A chance of a lifetime or a chance at a lifetime is a matter of perspective. Depending on whether one looks at the opportunity presented to the researchers or the very young patient and her family who needed immediate results, this chance led to a positive outcome.
Waseem Qasim, MBBS, PhD, Professor of Cell and Gene Therapy at the Institute of Child Health, Uiniversity College London and Consultant in Paediatric Immunology/BMT at the Great Ormond Street Hospital for Children, London, and his team began researching a novel strategy to enable “off-the-shelf”’ therapy with mismatched donor chimeric antigen receptor (CAR)19 T cells.
Dr. Qasim presented his research results at the American Society of Hematology's 57th Annual Meeting on December 5, 2015, in Orlando, Fla.
A very young patient had been diagnosed with an aggressive form of acute lymphoblastic leukemia (ALL) at the tender age of 3 months old. By 11 months, the patient presented with high-risk, CD19-positive infant ALL (t(11;19) rearrangement) relapsed in the bone marrow 3 months after a myeloablative 8/10 mismatched unrelated donor transplant. After careful consideration with a medical ethics team and desperate to help their baby survive, her parents, along with her hematology team, agreed to try an approach that had only been used in mouse model studies.
The investigators manufactured a bank of donor T cells under Good Manufacturing Practice conditions from Cellectis Biopharmaceuticals for final stage validation studies using a third generation self-inactivating lentiviral vector encoding a 4g7 CAR19 (CD19 scFv- 41BB- CD3ζ) linked to RQR8, an abbreviated sort/suicide gene encoding both CD34 and CD20 epitopes. Cells were then electroporated with two pairs of transcription activator-like effector nucleases (TALEN) mRNA for multiplex targeting of both the T-cell receptor alpha constant chain locus, and the CD52 gene locus. Following ex-vivo expansion, cells still expressing TCR were depleted using CliniMacs alpha/beta TCR depletion, yielding a T-cell product with <1% TCR expression, 85% of which expressed CAR19, and 64% becoming CD52-negative.
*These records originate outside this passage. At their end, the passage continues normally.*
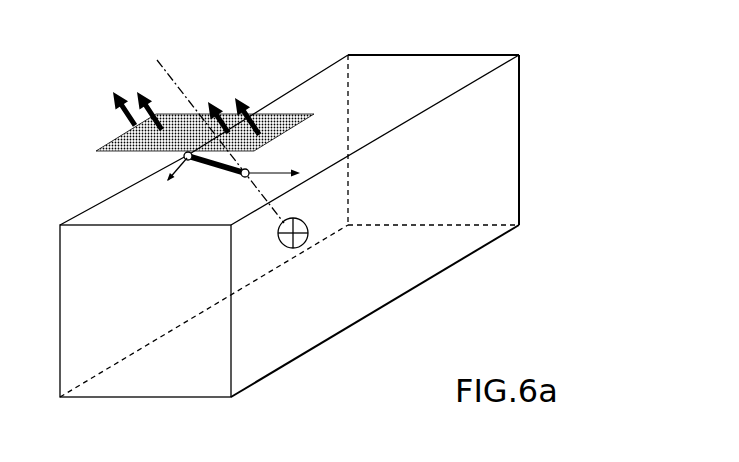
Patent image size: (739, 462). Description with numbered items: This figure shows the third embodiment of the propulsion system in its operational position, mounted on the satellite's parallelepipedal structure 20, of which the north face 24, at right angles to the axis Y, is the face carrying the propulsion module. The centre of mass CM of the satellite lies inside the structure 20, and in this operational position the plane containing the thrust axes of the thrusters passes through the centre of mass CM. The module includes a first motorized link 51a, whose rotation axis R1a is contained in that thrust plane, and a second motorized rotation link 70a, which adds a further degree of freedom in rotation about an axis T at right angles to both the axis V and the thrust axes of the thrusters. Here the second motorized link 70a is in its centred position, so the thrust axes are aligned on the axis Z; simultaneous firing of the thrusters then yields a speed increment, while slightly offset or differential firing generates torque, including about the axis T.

The parallelepipedal structure 20 is at (472, 84).
The north face 24 is at (425, 63).
The first motorized link 51a is at (249, 171).
The second motorized rotation link 70a is at (184, 156).
The axis T is at (180, 168).
The axis R1a is at (275, 175).
The centre of mass CM is at (307, 240).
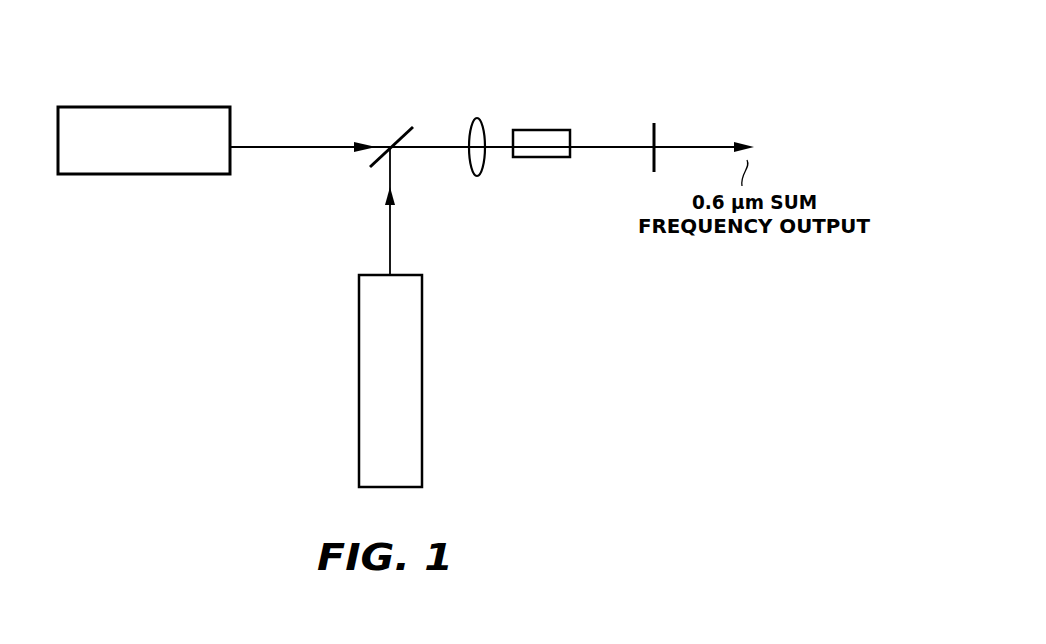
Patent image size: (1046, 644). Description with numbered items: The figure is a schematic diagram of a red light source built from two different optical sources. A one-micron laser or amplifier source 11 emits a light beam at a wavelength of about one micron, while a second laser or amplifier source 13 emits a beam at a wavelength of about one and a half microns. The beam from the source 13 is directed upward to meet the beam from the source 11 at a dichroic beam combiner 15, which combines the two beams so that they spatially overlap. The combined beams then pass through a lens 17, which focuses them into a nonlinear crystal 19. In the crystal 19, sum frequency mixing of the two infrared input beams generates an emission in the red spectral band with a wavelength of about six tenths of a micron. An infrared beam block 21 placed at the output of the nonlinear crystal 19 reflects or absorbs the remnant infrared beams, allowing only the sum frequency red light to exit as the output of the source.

The 1-micron laser or amplifier source 11 is at (130, 107).
The 1.5-micron laser or amplifier source 13 is at (422, 422).
The dichroic beam combiner 15 is at (393, 132).
The lens 17 is at (483, 120).
The nonlinear crystal 19 is at (553, 157).
The infrared beam block 21 is at (673, 104).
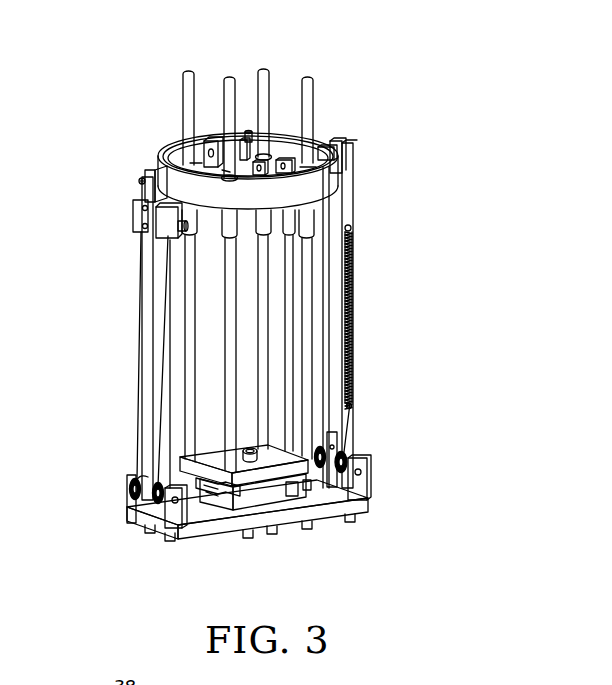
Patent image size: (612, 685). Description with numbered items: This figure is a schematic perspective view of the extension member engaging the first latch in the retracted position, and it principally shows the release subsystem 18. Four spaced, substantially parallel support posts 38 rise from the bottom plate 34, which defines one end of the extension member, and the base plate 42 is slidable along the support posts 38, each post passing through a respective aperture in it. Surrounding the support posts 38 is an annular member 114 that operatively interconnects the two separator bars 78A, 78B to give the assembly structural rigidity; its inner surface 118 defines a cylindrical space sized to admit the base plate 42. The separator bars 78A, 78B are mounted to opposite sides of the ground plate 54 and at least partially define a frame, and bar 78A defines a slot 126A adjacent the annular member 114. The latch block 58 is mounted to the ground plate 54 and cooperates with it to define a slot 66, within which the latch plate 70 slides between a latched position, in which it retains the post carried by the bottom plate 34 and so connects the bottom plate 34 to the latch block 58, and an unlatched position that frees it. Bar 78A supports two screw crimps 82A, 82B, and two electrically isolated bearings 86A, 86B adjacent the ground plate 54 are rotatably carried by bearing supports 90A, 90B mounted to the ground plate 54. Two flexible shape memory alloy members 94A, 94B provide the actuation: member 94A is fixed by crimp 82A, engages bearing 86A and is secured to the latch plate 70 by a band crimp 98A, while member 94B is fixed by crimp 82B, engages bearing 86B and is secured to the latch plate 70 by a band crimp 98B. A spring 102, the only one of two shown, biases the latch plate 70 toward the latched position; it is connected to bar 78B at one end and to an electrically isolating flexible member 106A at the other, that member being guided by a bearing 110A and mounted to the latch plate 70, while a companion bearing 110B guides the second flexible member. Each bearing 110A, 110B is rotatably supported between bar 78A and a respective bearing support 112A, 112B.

The release subsystem 18 is at (60, 505).
The bottom plate 34 is at (268, 465).
The support posts 38 is at (227, 88).
The base plate 42 is at (213, 170).
The ground plate 54 is at (363, 507).
The latch block 58 is at (295, 494).
The slot 66 is at (270, 497).
The latch plate 70 is at (215, 505).
The separator bar 78A is at (153, 335).
The separator bar 78B is at (348, 210).
The screw crimp 82A is at (130, 215).
The screw crimp 82B is at (160, 185).
The electrically isolated bearing 86A is at (132, 497).
The electrically isolated bearing 86B is at (158, 505).
The bearing support 90A is at (128, 477).
The bearing support 90B is at (175, 530).
The shape memory alloy member 94A is at (137, 400).
The shape memory alloy member 94B is at (162, 370).
The band crimp 98A is at (135, 478).
The band crimp 98B is at (210, 505).
The spring 102 is at (355, 308).
The flexible member 106A is at (328, 450).
The bearing 110A is at (350, 458).
The bearing 110B is at (318, 448).
The bearing support 112A is at (367, 480).
The bearing support 112B is at (355, 403).
The annular member 114 is at (332, 142).
The inner surface 118 is at (250, 140).
The slot 126A is at (147, 225).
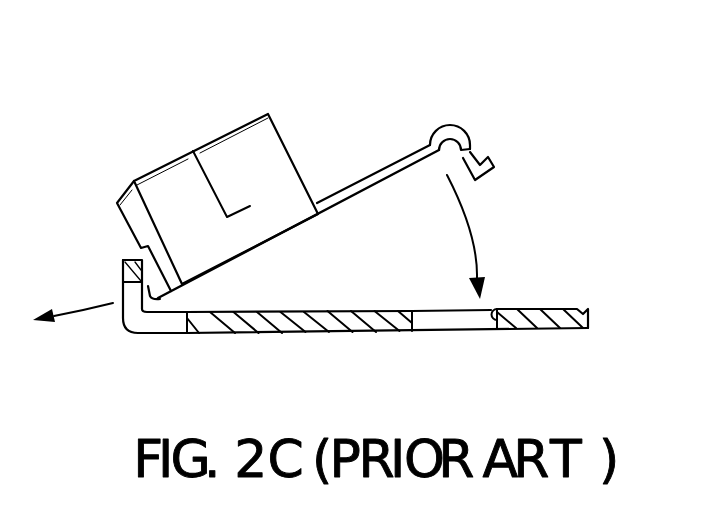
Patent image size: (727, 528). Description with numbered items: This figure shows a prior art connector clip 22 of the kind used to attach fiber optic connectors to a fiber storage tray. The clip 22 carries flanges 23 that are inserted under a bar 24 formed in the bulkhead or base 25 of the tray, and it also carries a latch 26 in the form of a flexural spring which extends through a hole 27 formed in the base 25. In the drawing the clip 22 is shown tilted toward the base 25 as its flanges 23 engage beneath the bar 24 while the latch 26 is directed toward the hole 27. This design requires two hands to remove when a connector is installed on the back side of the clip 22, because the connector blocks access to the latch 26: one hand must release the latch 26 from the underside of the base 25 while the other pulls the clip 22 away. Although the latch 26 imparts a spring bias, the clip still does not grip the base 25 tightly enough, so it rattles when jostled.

The connector clip 22 is at (147, 154).
The flanges 23 is at (160, 299).
The bar 24 is at (123, 262).
The base 25 is at (322, 333).
The latch 26 is at (494, 170).
The hole 27 is at (487, 309).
This case was complicated by several variables. For example, leukemic blasts expressed CD19, but were CD52-negative. Her disease progressed (70% blasts in bone marrow) despite treatment with the monoclonal antibody blinatumomab (Blincyto), and the researchers were unable to generate CAR19 T cells. The patient received cytoreduction with vincristine, dexamethasone, and asparaginase followed by lymphodepleting conditioning with fludarabine 90mg/m2, cyclophosphamide 1.5g/m2, and alemtuzumab (Lemtrada) 1mg/kg. Prior to infusing the patient with the UCART19 cells, the bone marrow showed persisting disease (0.5% FISH-positive). She received a single dose (4.5x106/kg) of UCART19 T cells and did not experience significant toxicity.
To date, the designer immune cells have shown to be effective, and the patient is growing and recovering. A watchful hematology team will continue to monitor the patient, as she is not completely in remission, but this has been a positive outcome for both the family and pediatric cancer field.